Today I’m using this website as my linguistic notebook…
(Image credit: UCLA Working Papers in Linguistics)
I’ve been pondering “a certain” symmetry that I think I perceive in Chinuk Wawa, which hasn’t been pointed out as far as I know.
This involves the words that have the literal meanings ‘one’ (ixt), ‘thing’ (ikta), ‘maybe’ (t’ɬunas), and ‘who’ (ɬaksta), in “certain” interesting combinations:
Determiner phrases —
- íxt X ‘a certain X’ : Ø X (I mean just X, preceded by nothing) ‘an(y) X’

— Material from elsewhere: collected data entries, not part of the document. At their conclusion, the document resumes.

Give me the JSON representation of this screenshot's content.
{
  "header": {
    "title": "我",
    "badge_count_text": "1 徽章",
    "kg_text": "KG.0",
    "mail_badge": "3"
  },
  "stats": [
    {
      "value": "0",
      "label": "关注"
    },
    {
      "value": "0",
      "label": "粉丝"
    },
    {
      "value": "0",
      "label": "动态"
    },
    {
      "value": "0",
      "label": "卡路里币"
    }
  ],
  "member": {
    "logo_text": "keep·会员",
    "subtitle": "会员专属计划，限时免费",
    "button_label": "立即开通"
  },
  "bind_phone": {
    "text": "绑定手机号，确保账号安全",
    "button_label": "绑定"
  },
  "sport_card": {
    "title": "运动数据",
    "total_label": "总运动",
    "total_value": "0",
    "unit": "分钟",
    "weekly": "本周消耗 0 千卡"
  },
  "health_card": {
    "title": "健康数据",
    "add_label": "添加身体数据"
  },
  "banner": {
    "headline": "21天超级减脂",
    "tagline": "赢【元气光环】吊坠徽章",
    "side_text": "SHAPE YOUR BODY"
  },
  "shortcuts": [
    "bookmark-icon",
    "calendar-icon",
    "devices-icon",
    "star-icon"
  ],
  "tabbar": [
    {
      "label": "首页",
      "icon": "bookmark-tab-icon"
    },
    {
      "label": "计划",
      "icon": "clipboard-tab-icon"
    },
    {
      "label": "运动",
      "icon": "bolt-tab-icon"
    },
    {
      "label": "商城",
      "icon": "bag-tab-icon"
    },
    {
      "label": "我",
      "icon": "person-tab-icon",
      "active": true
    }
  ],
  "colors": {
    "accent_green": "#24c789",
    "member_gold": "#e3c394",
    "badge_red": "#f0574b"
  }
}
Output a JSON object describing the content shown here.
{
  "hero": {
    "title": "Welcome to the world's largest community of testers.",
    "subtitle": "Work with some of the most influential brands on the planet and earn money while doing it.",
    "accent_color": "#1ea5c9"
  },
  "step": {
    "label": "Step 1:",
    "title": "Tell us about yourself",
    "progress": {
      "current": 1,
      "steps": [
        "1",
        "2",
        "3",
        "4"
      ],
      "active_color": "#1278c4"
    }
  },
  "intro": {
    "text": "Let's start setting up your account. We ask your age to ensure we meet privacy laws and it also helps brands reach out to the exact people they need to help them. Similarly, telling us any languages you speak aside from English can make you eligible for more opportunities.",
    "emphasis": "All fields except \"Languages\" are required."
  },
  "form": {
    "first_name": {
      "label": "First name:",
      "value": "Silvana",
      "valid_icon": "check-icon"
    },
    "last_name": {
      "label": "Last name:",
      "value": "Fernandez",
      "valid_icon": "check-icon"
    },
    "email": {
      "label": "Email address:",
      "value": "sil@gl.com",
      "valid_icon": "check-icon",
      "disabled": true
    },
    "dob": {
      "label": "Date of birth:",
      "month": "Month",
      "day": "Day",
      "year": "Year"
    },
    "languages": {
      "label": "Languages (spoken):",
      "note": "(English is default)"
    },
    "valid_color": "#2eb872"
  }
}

:: - íkta X ‘a certain kind of X; what specific kind of X?’ : t’ɬúnas-íkta X ‘some kind or other of X’
:: - (northern dialect) ɬáksta (Y) ‘which person (Y)?’ : t’ɬúnas-ɬáksta (Y) ‘some person (Y) or other’

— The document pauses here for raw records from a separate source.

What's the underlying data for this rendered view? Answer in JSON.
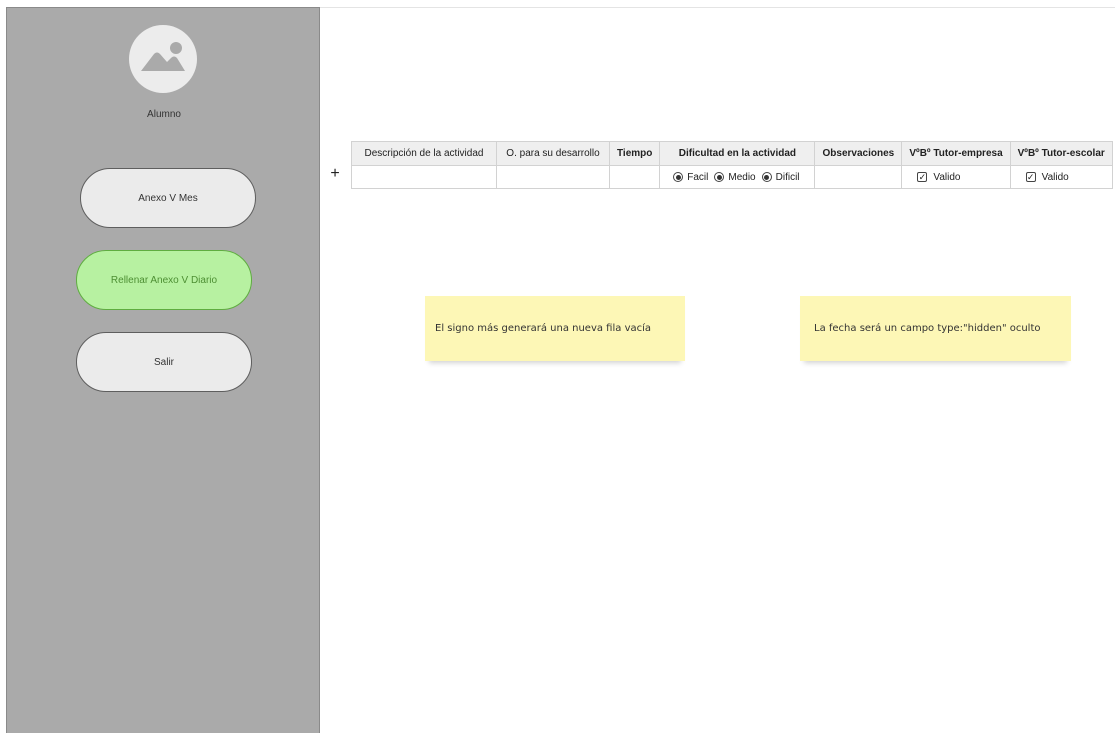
{
  "sidebar": {
    "avatar_icon": "image-placeholder-icon",
    "avatar_label": "Alumno",
    "buttons": [
      {
        "label": "Anexo V Mes"
      },
      {
        "label": "Rellenar Anexo V Diario",
        "active": true,
        "color": "#b7f1a1"
      },
      {
        "label": "Salir"
      }
    ]
  },
  "table": {
    "add_row_symbol": "+",
    "headers": [
      "Descripción de la actividad",
      "O. para su desarrollo",
      "Tiempo",
      "Dificultad en la actividad",
      "Observaciones",
      "VºBº Tutor-empresa",
      "VºBº Tutor-escolar"
    ],
    "row": {
      "descripcion": "",
      "desarrollo": "",
      "tiempo": "",
      "dificultad_options": [
        "Facil",
        "Medio",
        "Dificil"
      ],
      "observaciones": "",
      "tutor_empresa": "Valido",
      "tutor_escolar": "Valido",
      "check_symbol": "✓"
    }
  },
  "notes": [
    {
      "text": "El signo más  generará una nueva fila vacía",
      "color": "#fdf7b6"
    },
    {
      "text": "La fecha será un campo type:\"hidden\" oculto",
      "color": "#fdf7b6"
    }
  ]
}
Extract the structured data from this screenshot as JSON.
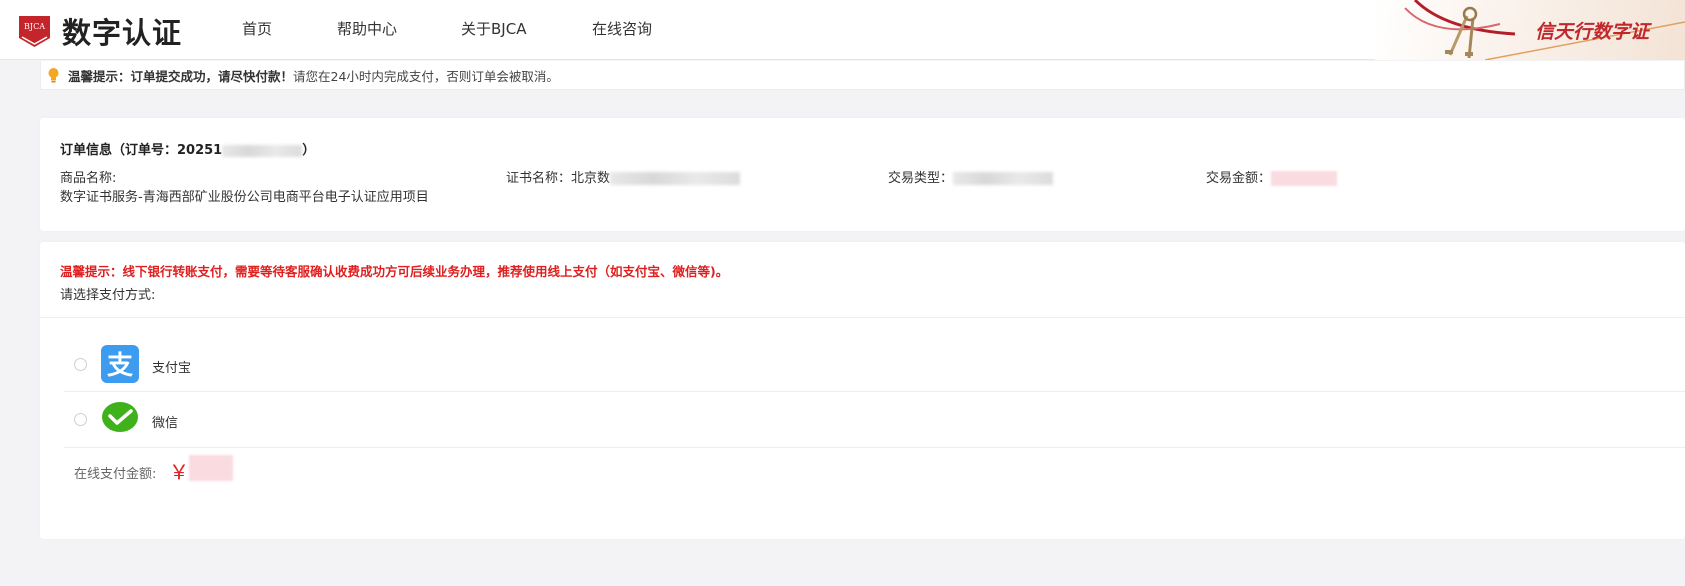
{
  "header": {
    "logo_badge": "BJCA",
    "logo_text": "数字认证",
    "nav": [
      "首页",
      "帮助中心",
      "关于BJCA",
      "在线咨询"
    ],
    "slogan": "信天行数字证"
  },
  "notice": {
    "strong": "温馨提示：订单提交成功，请尽快付款！",
    "text": "请您在24小时内完成支付，否则订单会被取消。"
  },
  "order": {
    "title_prefix": "订单信息（订单号：20251",
    "title_suffix": "）",
    "product_label": "商品名称:",
    "product_value": "数字证书服务-青海西部矿业股份公司电商平台电子认证应用项目",
    "cert_label": "证书名称：",
    "cert_value_prefix": "北京数",
    "trade_type_label": "交易类型：",
    "trade_amount_label": "交易金额："
  },
  "payment": {
    "warning": "温馨提示：线下银行转账支付，需要等待客服确认收费成功方可后续业务办理，推荐使用线上支付（如支付宝、微信等)。",
    "select_label": "请选择支付方式:",
    "methods": [
      {
        "label": "支付宝",
        "icon": "alipay-icon"
      },
      {
        "label": "微信",
        "icon": "wechat-icon"
      }
    ],
    "amount_label": "在线支付金额:",
    "currency": "￥"
  },
  "colors": {
    "accent_red": "#e02020",
    "brand_red": "#c0282c",
    "alipay_blue": "#3d9cf0",
    "wechat_green": "#3fb21b"
  }
}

Also analogously, the pronouny uses of ‘what’ and ‘who’ —
- íkta ‘something (particular…I think) : t’ɬúnas-íkta ‘something or other’
:: - ɬáksta ‘someone particular; who in specific?’ : t’ɬúnas-ɬáksta ‘gosh knows who’
:: - ?others?
I’m wondering whether we can say that other content-question words (qʰáta ‘how’, qʰə́nchi ‘when’, qʰá ‘when’, etc.) are involved in similar patterns.